A delegation tried to convince Sue to hold on, at least until Christmas. We told Sue about McKenzie Bezos and how she had earned herself a fortune by divorcing Jeff. We told him about women who are rich because they divorced at a time when their more famous husbands were leading big companies.

“Leave him only when he has some money on him. Like on Sunday afternoon. And that is a good Sunday afternoon. Then claim half his wealth,” a shrewd spokesperson argued.

Sue had underestimated the combined wisdom we brought forth, six of us each with an IQ of around 40 and as a unit, we just about convinced her to stay with Harold.

Buoyed by Sue’s sudden change of mind, which also reinstated him as the chairman of the gossip mill, Harold decided to throw a party. 

The sermon was changed to why women should never leave their husbands. When he gave an example of the Biblical Job and alluded to his wife, Sitis, who was unsupportive and was not part of Job’s blessings that came after he was healed, someone shouted: “At least she had a job to hold onto!”

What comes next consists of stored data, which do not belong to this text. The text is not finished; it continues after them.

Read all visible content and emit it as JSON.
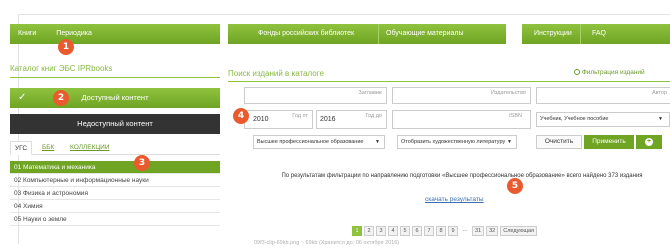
{
  "topnav": {
    "left_items": [
      "Книги",
      "Периодика"
    ],
    "right_items": [
      "Фонды российских библиотек",
      "Обучающие материалы",
      "Инструкции",
      "FAQ"
    ]
  },
  "sidebar": {
    "title": "Каталог книг ЭБС IPRbooks",
    "available_label": "Доступный контент",
    "unavailable_label": "Недоступный контент",
    "tabs": [
      "УГС",
      "ББК",
      "КОЛЛЕКЦИИ"
    ],
    "subjects": [
      "01 Математика и механика",
      "02 Компьютерные и информационные науки",
      "03 Физика и астрономия",
      "04 Химия",
      "05 Науки о земле"
    ]
  },
  "search": {
    "title": "Поиск изданий в каталоге",
    "filter_link": "Фильтрация изданий",
    "fields": {
      "title_label": "Заглавие",
      "publisher_label": "Издательство",
      "author_label": "Автор",
      "year_from_label": "Год от",
      "year_from_value": "2010",
      "year_to_label": "Год до",
      "year_to_value": "2016",
      "isbn_label": "ISBN",
      "type_value": "Учебник, Учебное пособие",
      "education_value": "Высшее профессиональное образование",
      "fiction_value": "Отобразить художественную литературу"
    },
    "clear_label": "Очистить",
    "apply_label": "Применить",
    "result_text": "По результатам фильтрации по направлению подготовки «Высшее профессиональное образование» всего найдено 373 издания",
    "download_link": "скачать результаты"
  },
  "pagination": {
    "pages": [
      "1",
      "2",
      "3",
      "4",
      "5",
      "6",
      "7",
      "8",
      "9",
      "...",
      "31",
      "32"
    ],
    "active": "1",
    "next_label": "Следующая"
  },
  "caption": "09f3-clip-69kb.png ~ 69kb (Хранится до: 06 октября 2016)",
  "markers": [
    "1",
    "2",
    "3",
    "4",
    "5"
  ],
  "colors": {
    "accent_green": "#6fa523",
    "marker_orange": "#ea5a2f",
    "dark_button": "#333333"
  }
}
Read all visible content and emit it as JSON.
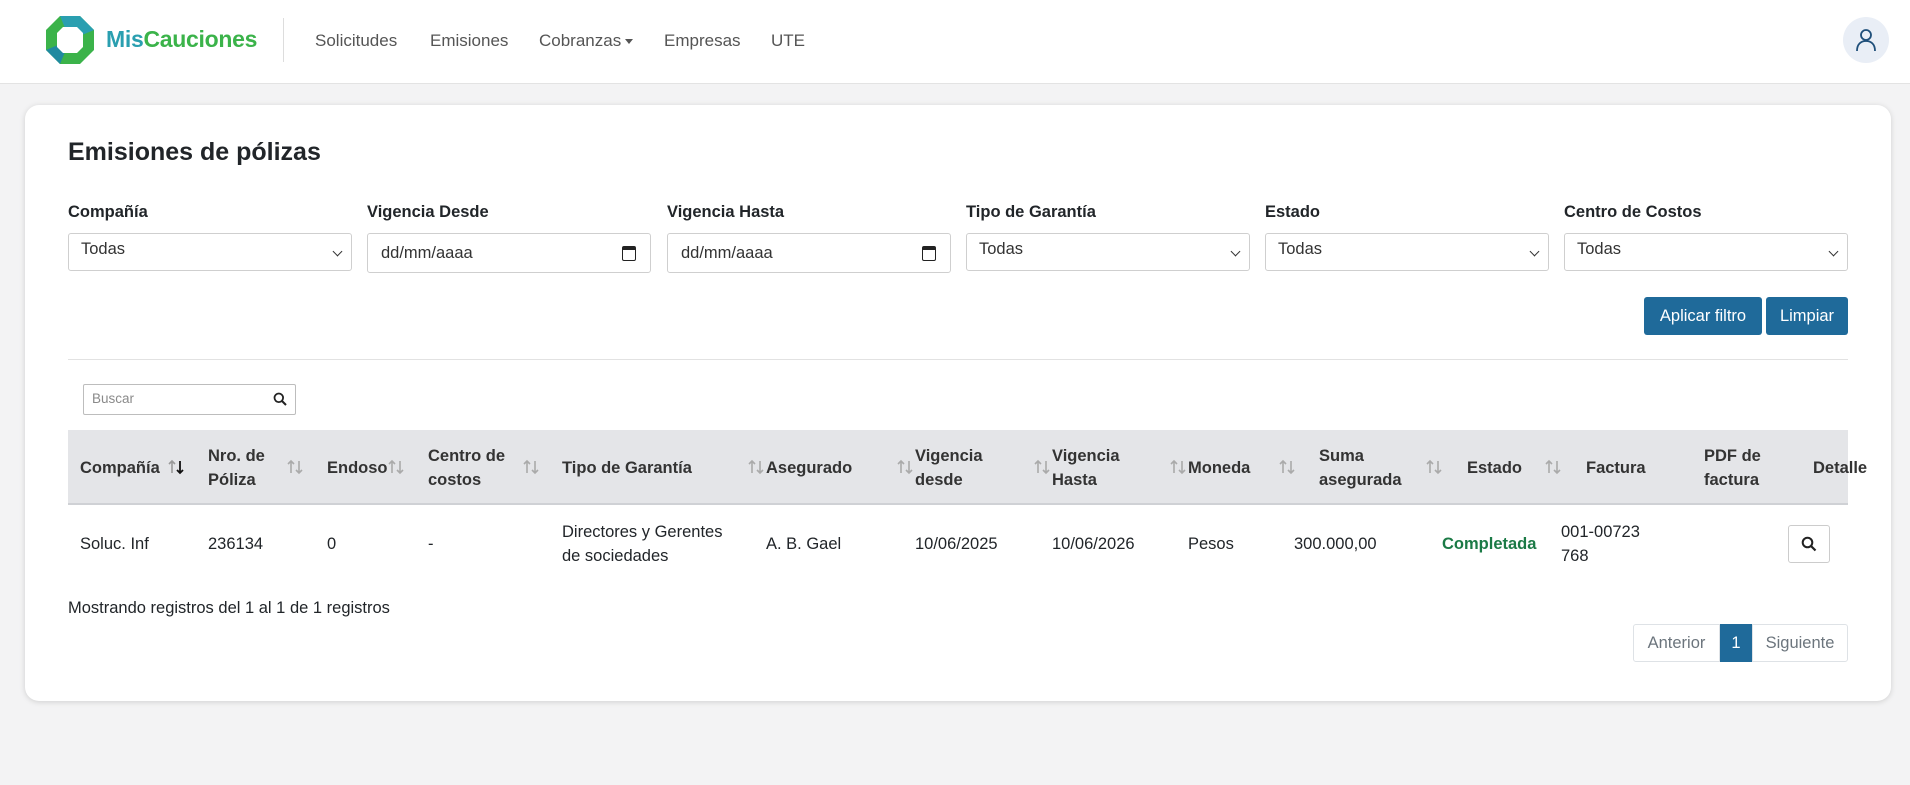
{
  "brand": {
    "part1": "Mis",
    "part2": "Cauciones"
  },
  "nav": {
    "items": [
      "Solicitudes",
      "Emisiones",
      "Cobranzas",
      "Empresas",
      "UTE"
    ]
  },
  "page": {
    "title": "Emisiones de pólizas"
  },
  "filters": {
    "compania": {
      "label": "Compañía",
      "value": "Todas"
    },
    "vigencia_desde": {
      "label": "Vigencia Desde",
      "placeholder": "dd/mm/aaaa"
    },
    "vigencia_hasta": {
      "label": "Vigencia Hasta",
      "placeholder": "dd/mm/aaaa"
    },
    "tipo_garantia": {
      "label": "Tipo de Garantía",
      "value": "Todas"
    },
    "estado": {
      "label": "Estado",
      "value": "Todas"
    },
    "centro_costos": {
      "label": "Centro de Costos",
      "value": "Todas"
    },
    "apply_label": "Aplicar filtro",
    "clear_label": "Limpiar"
  },
  "search": {
    "placeholder": "Buscar"
  },
  "table": {
    "columns": [
      "Compañía",
      "Nro. de Póliza",
      "Endoso",
      "Centro de costos",
      "Tipo de Garantía",
      "Asegurado",
      "Vigencia desde",
      "Vigencia Hasta",
      "Moneda",
      "Suma asegurada",
      "Estado",
      "Factura",
      "PDF de factura",
      "Detalle"
    ],
    "rows": [
      {
        "compania": "Soluc. Inf",
        "poliza": "236134",
        "endoso": "0",
        "centro": "-",
        "tipo": "Directores y Gerentes de sociedades",
        "asegurado": "A. B. Gael",
        "desde": "10/06/2025",
        "hasta": "10/06/2026",
        "moneda": "Pesos",
        "suma": "300.000,00",
        "estado": "Completada",
        "factura": "001-00723768"
      }
    ],
    "info": "Mostrando registros del 1 al 1 de 1 registros"
  },
  "pagination": {
    "prev": "Anterior",
    "current": "1",
    "next": "Siguiente"
  },
  "colors": {
    "primary": "#1f6a9a",
    "status_ok": "#1b7a46",
    "brand_teal": "#2a9fb0",
    "brand_green": "#3bb34a"
  }
}
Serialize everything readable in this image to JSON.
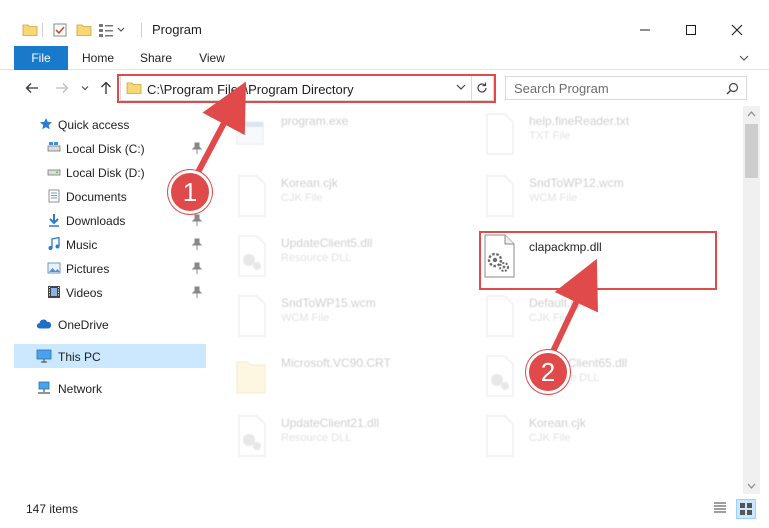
{
  "window": {
    "title": "Program",
    "minimize_icon": "minimize-icon",
    "maximize_icon": "maximize-icon",
    "close_icon": "close-icon"
  },
  "ribbon": {
    "tabs": [
      {
        "label": "File"
      },
      {
        "label": "Home"
      },
      {
        "label": "Share"
      },
      {
        "label": "View"
      }
    ]
  },
  "address": {
    "path": "C:\\Program Files\\Program Directory",
    "search_placeholder": "Search Program"
  },
  "sidebar": {
    "items": [
      {
        "label": "Quick access",
        "icon": "star-icon"
      },
      {
        "label": "Local Disk (C:)",
        "icon": "drive-icon",
        "pinned": true
      },
      {
        "label": "Local Disk (D:)",
        "icon": "drive-icon",
        "pinned": false
      },
      {
        "label": "Documents",
        "icon": "documents-icon",
        "pinned": true
      },
      {
        "label": "Downloads",
        "icon": "downloads-icon",
        "pinned": true
      },
      {
        "label": "Music",
        "icon": "music-icon",
        "pinned": true
      },
      {
        "label": "Pictures",
        "icon": "pictures-icon",
        "pinned": true
      },
      {
        "label": "Videos",
        "icon": "videos-icon",
        "pinned": true
      },
      {
        "label": "OneDrive",
        "icon": "cloud-icon"
      },
      {
        "label": "This PC",
        "icon": "computer-icon",
        "selected": true
      },
      {
        "label": "Network",
        "icon": "network-icon"
      }
    ]
  },
  "files": [
    {
      "name": "program.exe",
      "type": "",
      "icon": "exe-icon"
    },
    {
      "name": "help.fineReader.txt",
      "type": "TXT File",
      "icon": "file-icon"
    },
    {
      "name": "Korean.cjk",
      "type": "CJK File",
      "icon": "file-icon"
    },
    {
      "name": "SndToWP12.wcm",
      "type": "WCM File",
      "icon": "file-icon"
    },
    {
      "name": "UpdateClient5.dll",
      "type": "Resource DLL",
      "icon": "dll-icon"
    },
    {
      "name": "clapackmp.dll",
      "type": "",
      "icon": "dll-icon"
    },
    {
      "name": "SndToWP15.wcm",
      "type": "WCM File",
      "icon": "file-icon"
    },
    {
      "name": "Default.cjk",
      "type": "CJK File",
      "icon": "file-icon"
    },
    {
      "name": "Microsoft.VC90.CRT",
      "type": "",
      "icon": "folder-icon"
    },
    {
      "name": "UpdateClient65.dll",
      "type": "Resource DLL",
      "icon": "dll-icon"
    },
    {
      "name": "UpdateClient21.dll",
      "type": "Resource DLL",
      "icon": "dll-icon"
    },
    {
      "name": "Korean.cjk",
      "type": "CJK File",
      "icon": "file-icon"
    }
  ],
  "status": {
    "item_count": "147 items"
  },
  "callouts": [
    {
      "label": "1"
    },
    {
      "label": "2"
    }
  ],
  "colors": {
    "accent": "#1979ca",
    "highlight": "#e04a4a",
    "selected": "#cce8ff"
  }
}
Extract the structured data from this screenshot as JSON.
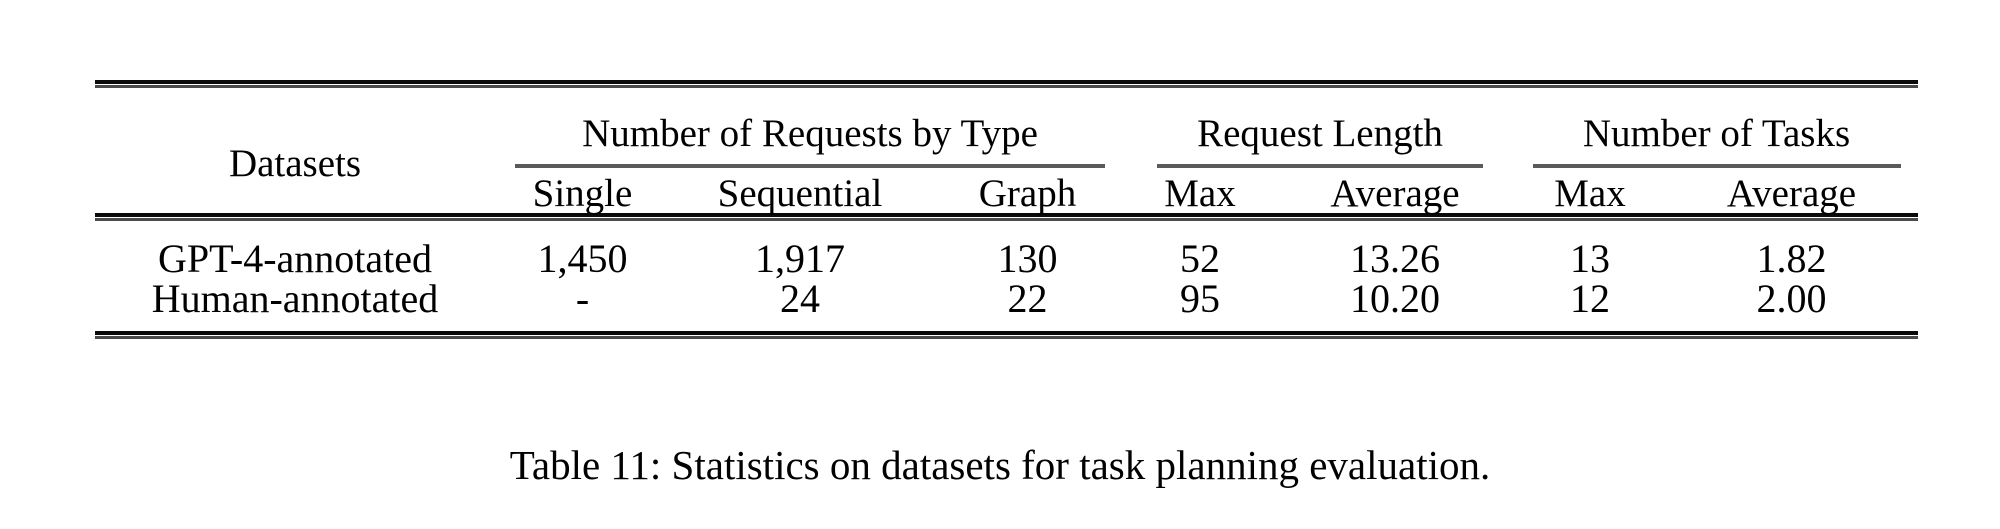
{
  "table": {
    "number": "Table 11",
    "caption": "Table 11: Statistics on datasets for task planning evaluation.",
    "row_header_label": "Datasets",
    "column_groups": [
      {
        "label": "Number of Requests by Type",
        "span": 3
      },
      {
        "label": "Request Length",
        "span": 2
      },
      {
        "label": "Number of Tasks",
        "span": 2
      }
    ],
    "columns": [
      "Datasets",
      "Single",
      "Sequential",
      "Graph",
      "Max",
      "Average",
      "Max",
      "Average"
    ],
    "rows": [
      {
        "name": "GPT-4-annotated",
        "single": "1,450",
        "sequential": "1,917",
        "graph": "130",
        "req_len_max": "52",
        "req_len_avg": "13.26",
        "tasks_max": "13",
        "tasks_avg": "1.82"
      },
      {
        "name": "Human-annotated",
        "single": "-",
        "sequential": "24",
        "graph": "22",
        "req_len_max": "95",
        "req_len_avg": "10.20",
        "tasks_max": "12",
        "tasks_avg": "2.00"
      }
    ]
  },
  "style": {
    "text_color": "#000000",
    "background_color": "#ffffff",
    "rule_color": "#0a0a0a",
    "group_rule_color": "#5a5a5a"
  }
}
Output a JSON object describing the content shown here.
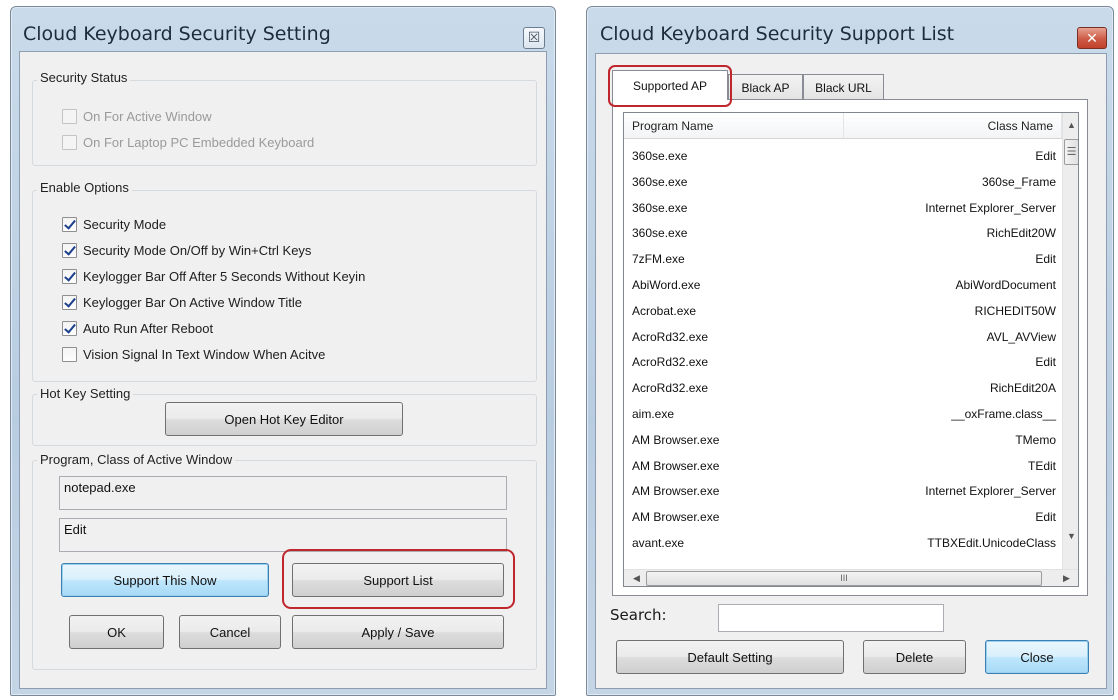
{
  "settings_window": {
    "title": "Cloud Keyboard Security Setting",
    "close_glyph": "☒",
    "security_status": {
      "label": "Security Status",
      "options": [
        {
          "label": "On For Active Window",
          "checked": false
        },
        {
          "label": "On For Laptop PC Embedded Keyboard",
          "checked": false
        }
      ]
    },
    "enable_options": {
      "label": "Enable Options",
      "options": [
        {
          "label": "Security Mode",
          "checked": true
        },
        {
          "label": "Security Mode On/Off by Win+Ctrl Keys",
          "checked": true
        },
        {
          "label": "Keylogger Bar Off After 5 Seconds Without Keyin",
          "checked": true
        },
        {
          "label": "Keylogger Bar On Active Window Title",
          "checked": true
        },
        {
          "label": "Auto Run After Reboot",
          "checked": true
        },
        {
          "label": "Vision Signal In Text Window When Acitve",
          "checked": false
        }
      ]
    },
    "hotkey": {
      "label": "Hot Key Setting",
      "button": "Open Hot Key Editor"
    },
    "active_window": {
      "label": "Program, Class of Active Window",
      "program": "notepad.exe",
      "class": "Edit"
    },
    "buttons": {
      "support_now": "Support This Now",
      "support_list": "Support List",
      "ok": "OK",
      "cancel": "Cancel",
      "apply_save": "Apply / Save"
    }
  },
  "list_window": {
    "title": "Cloud Keyboard Security Support List",
    "close_glyph": "✕",
    "tabs": [
      "Supported AP",
      "Black AP",
      "Black URL"
    ],
    "columns": [
      "Program Name",
      "Class Name"
    ],
    "rows": [
      [
        "360se.exe",
        "Edit"
      ],
      [
        "360se.exe",
        "360se_Frame"
      ],
      [
        "360se.exe",
        "Internet Explorer_Server"
      ],
      [
        "360se.exe",
        "RichEdit20W"
      ],
      [
        "7zFM.exe",
        "Edit"
      ],
      [
        "AbiWord.exe",
        "AbiWordDocument"
      ],
      [
        "Acrobat.exe",
        "RICHEDIT50W"
      ],
      [
        "AcroRd32.exe",
        "AVL_AVView"
      ],
      [
        "AcroRd32.exe",
        "Edit"
      ],
      [
        "AcroRd32.exe",
        "RichEdit20A"
      ],
      [
        "aim.exe",
        "__oxFrame.class__"
      ],
      [
        "AM Browser.exe",
        "TMemo"
      ],
      [
        "AM Browser.exe",
        "TEdit"
      ],
      [
        "AM Browser.exe",
        "Internet Explorer_Server"
      ],
      [
        "AM Browser.exe",
        "Edit"
      ],
      [
        "avant.exe",
        "TTBXEdit.UnicodeClass"
      ]
    ],
    "scroll_glyphs": {
      "up": "▲",
      "down": "▼",
      "left": "◀",
      "right": "▶",
      "grip_v": "☰",
      "grip_h": "III"
    },
    "search_label": "Search:",
    "search_value": "",
    "buttons": {
      "default_setting": "Default Setting",
      "delete": "Delete",
      "close": "Close"
    }
  }
}
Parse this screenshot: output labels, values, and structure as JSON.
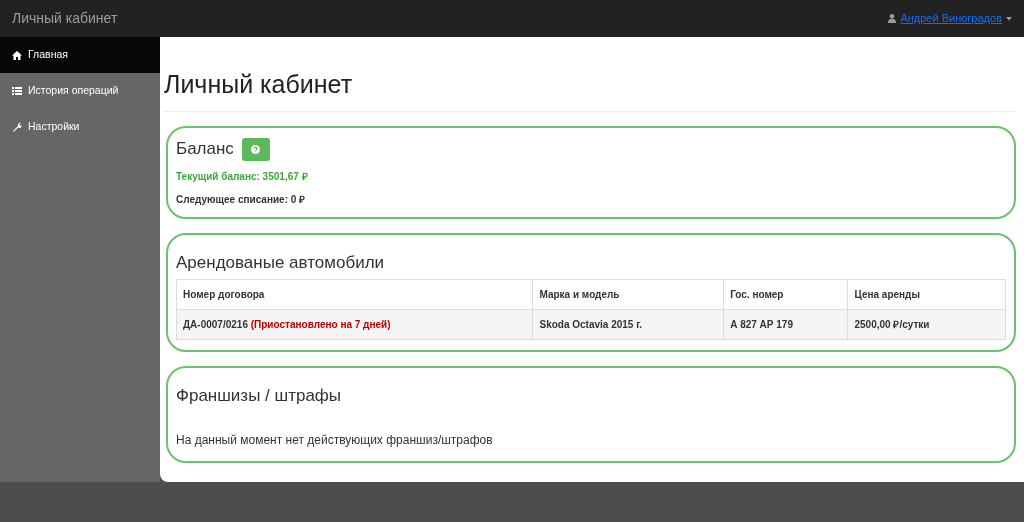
{
  "navbar": {
    "brand": "Личный кабинет",
    "user": "Андрей Виноградов"
  },
  "sidebar": {
    "items": [
      {
        "label": "Главная",
        "selected": true
      },
      {
        "label": "История операций",
        "selected": false
      },
      {
        "label": "Настройки",
        "selected": false
      }
    ]
  },
  "page_title": "Личный кабинет",
  "balance": {
    "title": "Баланс",
    "current": "Текущий баланс: 3501,67 ₽",
    "next": "Следующее списание: 0 ₽"
  },
  "cars": {
    "title": "Арендованые автомобили",
    "columns": [
      "Номер договора",
      "Марка и модель",
      "Гос. номер",
      "Цена аренды"
    ],
    "rows": [
      {
        "contract": "ДА-0007/0216",
        "status": "(Приостановлено на 7 дней)",
        "model": "Skoda Octavia 2015 г.",
        "plate": "А 827 АР 179",
        "price": "2500,00 ₽/сутки"
      }
    ]
  },
  "fines": {
    "title": "Франшизы / штрафы",
    "message": "На данный момент нет действующих франшиз/штрафов"
  }
}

In the sermon, Harold used all the puns Shukra had helped me make, including that Melinda would now pay her own Bills, and that Gates had forgotten to shut his Windows.  

Harold asked the congregation to make sure that they did not fall into the temptation of divorce, or of anything else that was against the dictates of the church.

It was thus a little embarrassing when, that same evening, when preparing for the party he had decided to throw us, Harold fell into temptation. When temptation calls, it pulls Harold out of the house and beckons him every step of the way until he commits a crime. Most often it is no crime; temptation draws him to the local watering hole where he drinks everything he preaches against.

This night it took him to Githendu’s, where he was nearly caught after stealing three hens only months ago. This time he was caught red-handed. The courts, most probably all, will handle the matter.